#08#

116 39 9
                                    

Happy reading💕
.
.
.

Terik panas matahari yang menyengat dapat membuat kulit terasa terbakar, apalagi orang yang berdiri dibawahnya tanpa perlindungan apapun. Itulah yang dirasakan Kean, berdiri dengan posisi hormat pada tiang bendera.

Nasib sial datang menghampirinya hari ini, datang terlambat dan dihukum berdiri di bawah tiang bendera. Tadi pagi ia tidak berniat untuk kesekolah, tapi papanya menyuruhnya untuk sekolah, karena terlambat alhasil dia dihukum.

Kean bisa saja kabur ke rooftop menikmati sejuknya udara disana atau bolos melompati gerbang belakang. Tapi hal itu tidak dilakukannya bukan karena ia takut pada guru, tapi karena ancaman papanya semalam yang membuatnya tidak bisa berkutik biarlah ia mengalah untuk sekarang demi keselamatan gadisnya.

Mengingat hal itu membuat emosinya kembali memuncak, entah kenapa rasa rindu terbit dihatinya. Tapi hilang karena amarah yang dipendamnya dari kemaren.

Flashback on

Kean baru saja memasuki rumahnya, saat ia hendak menaiki tangga menuju kamarnya sebuah suara bass  menghentikan langkahnya. Kean tau itu suara papanya.

"Dari mana kamu!? Tengah malam baru pulang, mau jadi apa kamu hah!" Teriak papanya berjalan menghampirinya.

Aura tegang menyelimuti ruangan yang terdapat dua orang yang saling memandang dengan tatapan khasnya masing-masing.

Kean menatap papanya datar. "Bukan urusan Anda." Ujar Kean dingin.

Brata berusaha untuk menahan emosinya agar tidak memberikan pukulan pada anaknya sendiri.
"Jelas ini urusan papa, kamu itu anak papa." Ujar Brata dengan tenang.

"Anak? Heh." Sinis Kean memandang remeh papanya.

"Ya, kamu anak papa. Apa salah papa berbicara seperti itu?" Tanya Brata dengan sorot mata sendu. Ia sedih mendengar ucapan Kean. Andaikan Kean tahu yang sebenarnya pasti putra kecilnya tidak akan seperti ini.

Kean terkekeh pelan mendengar ucapan papanya.
"Salah karena kita hanya orang asing yang kebetulan bertemu." Jawab Kean dengan nada dingin.

Brata menggelengkan kepalanya tidak percaya dengan apa yang barusan kean katakan. Menghirup napasnya pelan untuk menetralkan hatinya yang kembali ngilu akibat perkataan anak semata wayangnya.

"Terserah kamu mau bilang apa, kamu tetap anak papa Kean. Darah daging papa." Ujar Brata berusaha sabar.
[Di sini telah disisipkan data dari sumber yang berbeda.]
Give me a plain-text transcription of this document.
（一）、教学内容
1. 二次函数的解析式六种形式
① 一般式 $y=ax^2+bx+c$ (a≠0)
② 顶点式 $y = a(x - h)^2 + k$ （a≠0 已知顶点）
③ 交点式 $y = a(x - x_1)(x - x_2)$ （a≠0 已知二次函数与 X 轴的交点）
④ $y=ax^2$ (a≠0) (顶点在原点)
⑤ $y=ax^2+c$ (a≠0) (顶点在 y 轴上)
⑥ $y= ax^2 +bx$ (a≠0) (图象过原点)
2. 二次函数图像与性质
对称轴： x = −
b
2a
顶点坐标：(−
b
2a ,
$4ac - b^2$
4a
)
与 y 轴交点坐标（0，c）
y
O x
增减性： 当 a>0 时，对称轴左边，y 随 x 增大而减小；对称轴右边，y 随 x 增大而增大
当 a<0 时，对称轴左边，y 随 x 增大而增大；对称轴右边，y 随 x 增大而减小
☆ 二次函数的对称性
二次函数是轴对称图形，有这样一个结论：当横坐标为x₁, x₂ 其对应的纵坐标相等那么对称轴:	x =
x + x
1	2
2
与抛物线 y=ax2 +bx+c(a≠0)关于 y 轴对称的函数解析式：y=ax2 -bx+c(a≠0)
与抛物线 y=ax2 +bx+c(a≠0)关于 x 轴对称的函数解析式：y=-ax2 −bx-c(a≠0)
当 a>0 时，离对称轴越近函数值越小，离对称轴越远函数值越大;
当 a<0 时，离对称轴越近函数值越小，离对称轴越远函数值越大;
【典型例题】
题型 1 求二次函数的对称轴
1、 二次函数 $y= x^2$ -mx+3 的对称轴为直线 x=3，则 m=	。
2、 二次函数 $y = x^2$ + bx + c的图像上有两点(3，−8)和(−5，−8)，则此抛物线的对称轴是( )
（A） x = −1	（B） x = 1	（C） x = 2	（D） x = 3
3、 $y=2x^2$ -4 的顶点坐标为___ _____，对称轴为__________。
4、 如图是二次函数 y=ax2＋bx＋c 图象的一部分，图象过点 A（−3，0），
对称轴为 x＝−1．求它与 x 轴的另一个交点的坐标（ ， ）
Kean tidak memperdulikan ucapan papanya. Kembali ia lanjutkan langkahnya  menuju kamarnya.

"Apa gadis itu masih hidup?" Tanya Brata tiba-tiba, dan hal itu lantas  membuat Kean menghentikan langkahnya menuju kamarnya.

Kean membalikkan tubuhnya menghadap papanya.
"Apa mau anda?" Tanya Kean menatap tajam papanya. Ia tau pasti papanya sedang merencanakan sesuatu yang membuatnya tidak bisa berkutik.

Brata tersenyum tipis melihat reaksi anaknya walaupun menatapnya dengan tajam. Ia tau kelemahan anaknya ini, cuma perempuan itu yang bisa membuat seorang Kean mau menyerahkan dirinya cuma-cuma dan menuruti semua kemauannya.

"Kamu tau kan apa yang bisa papa lakukan pada gadis itu?" Tanyanya dengan nada penuh ancaman. Perkataannya itu berhasil membuat Kean tak berkutik.

Kean mengepalkan tangannya menahan emosi, kalau saja orang di depannya ini bukan papanya, mungkin sekarang ia telah membogem wajah orang di depannya ini.